Society

Winfrey and Armstrong: when tarnished halo brands collide

Forget “no-holds-barred,” this will be a staged cage-match

Lance Armstrong’s face-off with Oprah Winfrey this week (airing Thursday and Friday) promises to be the most calculated comeback since Cheap Trick dusted off the Lycra. And not only for the disgraced cyclist, who’s obviously using the manufactured platform to try to beat the odds facing him, just as doping once did. The sit-down between the two formerly invincible halo brands is clearly synergistic: Winfrey needs the ratings boost, and to reclaim her spot as America’s go-to confessor for lapsed celebrities; Armstrong, shunned by former sponsors including Nike, and by his “Say it ain’t so, Lance” apologists, desperately needs to tap into what’s left of the “Oprah effect.”

There’s an innate conundrum here, of course. Halo brands are conferred on institutions and people (Mayo Clinic; Mother Theresa) with a unique ability to inspire and perceive unimpeachable credibility. Armstrong, for a time, held the world in thrall with his seven Tour de France wins (all now stripped), beating cancer and, in 1997, founding “Livestrong,” his once-venerated, now disgraced charity. Winfrey, meanwhile, inspired the masses “to live your best life” wearing a Livestrong bracelet. That shared ability to uplift transformed both into commercial juggernauts; people bought whatever they were selling.
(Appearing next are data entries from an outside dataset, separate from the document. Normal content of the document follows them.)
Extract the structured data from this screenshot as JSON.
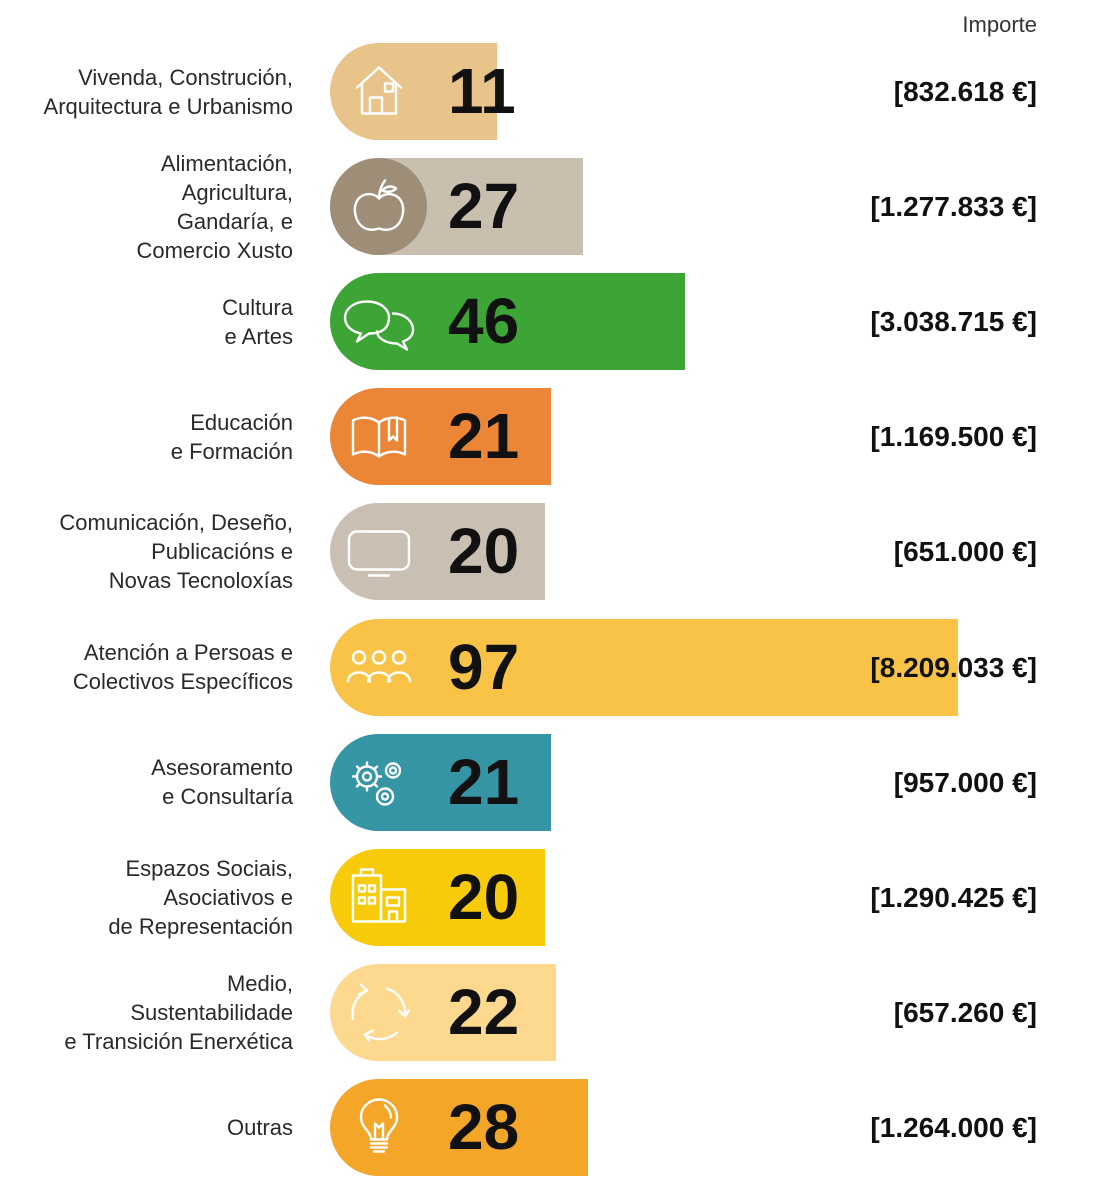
{
  "chart_data": {
    "type": "bar",
    "orientation": "horizontal",
    "header_amount": "Importe",
    "rows": [
      {
        "label": "Vivenda, Construción,\nArquitectura e Urbanismo",
        "count": 11,
        "count_label": "11",
        "amount": "[832.618 €]",
        "amount_value": 832618,
        "color": "#E8C38A",
        "icon": "house-icon"
      },
      {
        "label": "Alimentación,\nAgricultura,\nGandaría, e\nComercio Xusto",
        "count": 27,
        "count_label": "27",
        "amount": "[1.277.833 €]",
        "amount_value": 1277833,
        "color": "#C9BFAF",
        "icon_bg": "#9E8E78",
        "icon": "apple-icon"
      },
      {
        "label": "Cultura\ne Artes",
        "count": 46,
        "count_label": "46",
        "amount": "[3.038.715 €]",
        "amount_value": 3038715,
        "color": "#3CA535",
        "icon": "speech-bubbles-icon"
      },
      {
        "label": "Educación\ne Formación",
        "count": 21,
        "count_label": "21",
        "amount": "[1.169.500 €]",
        "amount_value": 1169500,
        "color": "#EA8636",
        "icon": "book-icon"
      },
      {
        "label": "Comunicación, Deseño,\nPublicacións e\nNovas Tecnoloxías",
        "count": 20,
        "count_label": "20",
        "amount": "[651.000 €]",
        "amount_value": 651000,
        "color": "#C9BFB3",
        "icon": "monitor-icon"
      },
      {
        "label": "Atención a Persoas e\nColectivos Específicos",
        "count": 97,
        "count_label": "97",
        "amount": "[8.209.033 €]",
        "amount_value": 8209033,
        "color": "#F8C347",
        "icon": "people-icon"
      },
      {
        "label": "Asesoramento\ne Consultaría",
        "count": 21,
        "count_label": "21",
        "amount": "[957.000 €]",
        "amount_value": 957000,
        "color": "#3595A5",
        "icon": "gears-icon"
      },
      {
        "label": "Espazos Sociais,\nAsociativos e\nde Representación",
        "count": 20,
        "count_label": "20",
        "amount": "[1.290.425 €]",
        "amount_value": 1290425,
        "color": "#F8CB0A",
        "icon": "buildings-icon"
      },
      {
        "label": "Medio,\nSustentabilidade\ne Transición Enerxética",
        "count": 22,
        "count_label": "22",
        "amount": "[657.260 €]",
        "amount_value": 657260,
        "color": "#FCD98E",
        "icon": "recycle-icon"
      },
      {
        "label": "Outras",
        "count": 28,
        "count_label": "28",
        "amount": "[1.264.000 €]",
        "amount_value": 1264000,
        "color": "#F3A628",
        "icon": "lightbulb-icon"
      }
    ]
  }
}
But now those halos are tarnished, Armstrong’s far more than Oprah’s—a calculus that means he has far more to win, she more to lose. Despite his repeated claims of innocence, he was outed as a liar, manipulator and user by the U.S. Anti-Doping Agency last year in a damning, 1,000-page report that accused him of masterminding a long-running, labyrinthine doping scheme. Winfrey’s sway, specifically her hold over the cultural zeitgeist, has also sagged since she stepped down from her daily pulpit in 2011 to run the Oprah Winfrey Network (OWN). Ratings have been poor; the enterprise has been plagued by bad press; the “Oprah effect” never kicked in. There have been no defining moments for which she is famed—Tom Cruise couch-jumping, visiting Michael Jackson in Neverland, Jennifer Hudson forgiving the man who killed members of her family. Now the few people who subscribe to OWN are stuck with interviews like a recent emotional chit-chat with Rihanna who described her former, physically abusive boyfriend Chris Brown as the “love of her life.” (Winfrey didn’t even bother to talk some sense into her.) To top it off, there’s the growing blowback (complete with evidence) that the anointed “experts” Winfrey unleashed on the world, among them Drs. Phil and Oz, are quacks.

In wrangling Armstrong, Winfrey might have met her nemesis—if only because their fame is derived from the same inspirational, “live-every-day-strong” wellspring. It’s unlikely we’ll see a repeat of Winfrey’s 2006 smack down of James Frey for fabricating parts of his memoir. At the time, her lacerating fury was widely celebrated as triggering some sort of national catharsis, a necessarily proactive “truthiness” blood-letting.

This highly anticipated sit-down, however, looks more like a WorldWideWrestling staged cage-match. Billed by OWN as Armstrong’s “first no-holds-barred” interview, it now looks like Winfrey’s been co-opted as the final stop of his week-long Apol-alooza. It was originally scheduled for one night; now allegedly there’s so much material, it has morphed into two 90-minute segments aired over two nights to milk primo ad revenue. Whether they’ll get what they paid for is doubtful. When Winfrey was promoting the show on CBS earlier this week, she coyly hinted that she hadn’t gotten the full goods: “I would say he did not come clean in the manner I had expected,” she said. “It was surprising to me.” Considering that Armstrong was surrounded by lackeys and lawyers choreographing his every move, it would seem entirely predictable.

What Armstrong wants is simple, if not easily obtained. He wants back on his bike to regain his money-making mojo. There’s also a lot to pedal from. He’s facing a mountain of litigation—from his former cycling team, from people who lost libel judgments after daring to suggest he used performance-enhancing drugs. Then there are regulators who want him under oath on the stand. For some reason, they don’t see a chat with the once-Mighty O as the equivalent of a real-world admission. It’ll be fascinating to see how many others agree—and just how transcendent a halo brand can be.